# Neue Version mit Fractal-Design-Gehäuse - PCGH-High-End-PC GTX660Ti-Edition V2: GTX 660 Ti + Core i5-3570K [Anzeige]



## PCGH-Redaktion (4. Dezember 2012)

Jetzt ist Ihre Meinung gefragt zu *Neue Version mit Fractal-Design-Gehäuse - PCGH-High-End-PC GTX660Ti-Edition V2: GTX 660 Ti + Core i5-3570K [Anzeige]*

					Zum Launch der Geforce GTX 660 Ti haben sich die Redakteure der PC Games Hardware zusammengesetzt und einen neuen Komplett-PC mit dieser neuen Nvidia-Grafikkarte konfiguriert. Gebaut und verkauft wird der Rechner von Alternate.

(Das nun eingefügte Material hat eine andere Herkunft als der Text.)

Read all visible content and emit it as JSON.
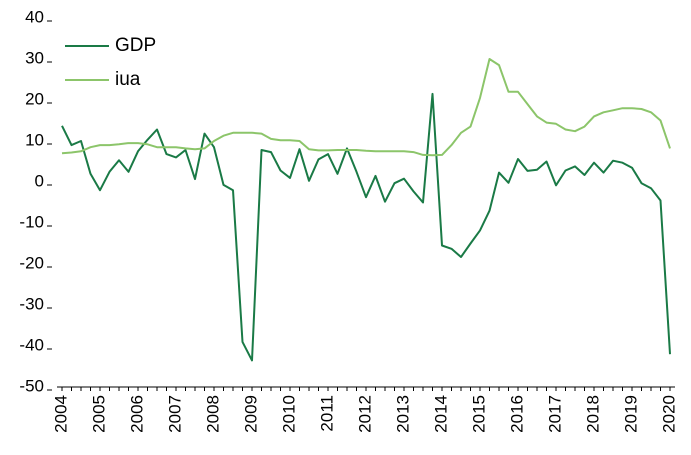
{
  "chart_data": {
    "type": "line",
    "categories": [
      "2004",
      null,
      null,
      null,
      "2005",
      null,
      null,
      null,
      "2006",
      null,
      null,
      null,
      "2007",
      null,
      null,
      null,
      "2008",
      null,
      null,
      null,
      "2009",
      null,
      null,
      null,
      "2010",
      null,
      null,
      null,
      "2011",
      null,
      null,
      null,
      "2012",
      null,
      null,
      null,
      "2013",
      null,
      null,
      null,
      "2014",
      null,
      null,
      null,
      "2015",
      null,
      null,
      null,
      "2016",
      null,
      null,
      null,
      "2017",
      null,
      null,
      null,
      "2018",
      null,
      null,
      null,
      "2019",
      null,
      null,
      null,
      "2020"
    ],
    "series": [
      {
        "name": "GDP",
        "color": "#1a7a46",
        "values": [
          13.7,
          9,
          10,
          2,
          -2,
          2.5,
          5.3,
          2.5,
          7.5,
          10.3,
          12.8,
          6.8,
          6,
          7.8,
          0.7,
          11.8,
          8.5,
          -0.7,
          -2,
          -39,
          -43.5,
          7.8,
          7.3,
          2.8,
          1,
          8,
          0.3,
          5.5,
          6.8,
          2,
          8.2,
          2.5,
          -3.7,
          1.5,
          -4.8,
          -0.3,
          0.8,
          -2.3,
          -5,
          21.5,
          -15.5,
          -16.3,
          -18.3,
          -15,
          -11.8,
          -7,
          2.3,
          -0.2,
          5.6,
          2.7,
          3,
          5,
          -0.8,
          2.8,
          3.8,
          1.7,
          4.7,
          2.3,
          5.2,
          4.7,
          3.5,
          -0.3,
          -1.5,
          -4.5,
          -42
        ]
      },
      {
        "name": "iua",
        "color": "#8cc56a",
        "values": [
          7,
          7.2,
          7.5,
          8.5,
          9,
          9,
          9.2,
          9.5,
          9.5,
          9.2,
          8.5,
          8.5,
          8.5,
          8.2,
          8,
          8.2,
          10,
          11.3,
          12,
          12,
          12,
          11.8,
          10.5,
          10.2,
          10.2,
          10,
          8,
          7.7,
          7.7,
          7.8,
          7.8,
          7.8,
          7.6,
          7.5,
          7.5,
          7.5,
          7.5,
          7.3,
          6.6,
          6.5,
          6.6,
          9,
          12,
          13.5,
          20.5,
          30,
          28.5,
          22,
          22,
          19,
          16,
          14.5,
          14.2,
          12.8,
          12.4,
          13.5,
          16,
          17,
          17.5,
          18,
          18,
          17.8,
          17,
          15,
          8.2
        ]
      }
    ],
    "ylim": [
      -50,
      40
    ],
    "yticks": [
      -50,
      -40,
      -30,
      -20,
      -10,
      0,
      10,
      20,
      30,
      40
    ],
    "grid": false,
    "legend": "upper-left"
  }
}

					[size=-2]Bitte beachten Sie: Der Kommentarbereich wird gemäß der Forenregeln moderiert. Allgemeine Fragen und Kritik zu Online-Artikeln von PC Games Hardware sind im Feedback-Unterforum zu veröffentlichen und NICHT im Kommentarthread zu einer News. Dort werden sie ohne Nachfragen entfernt. Sollten Sie Fehler in einer News finden, schicken Sie diese bitte an online@pcgameshardware.de mit einem aussagekräftigen Betreff.[/size]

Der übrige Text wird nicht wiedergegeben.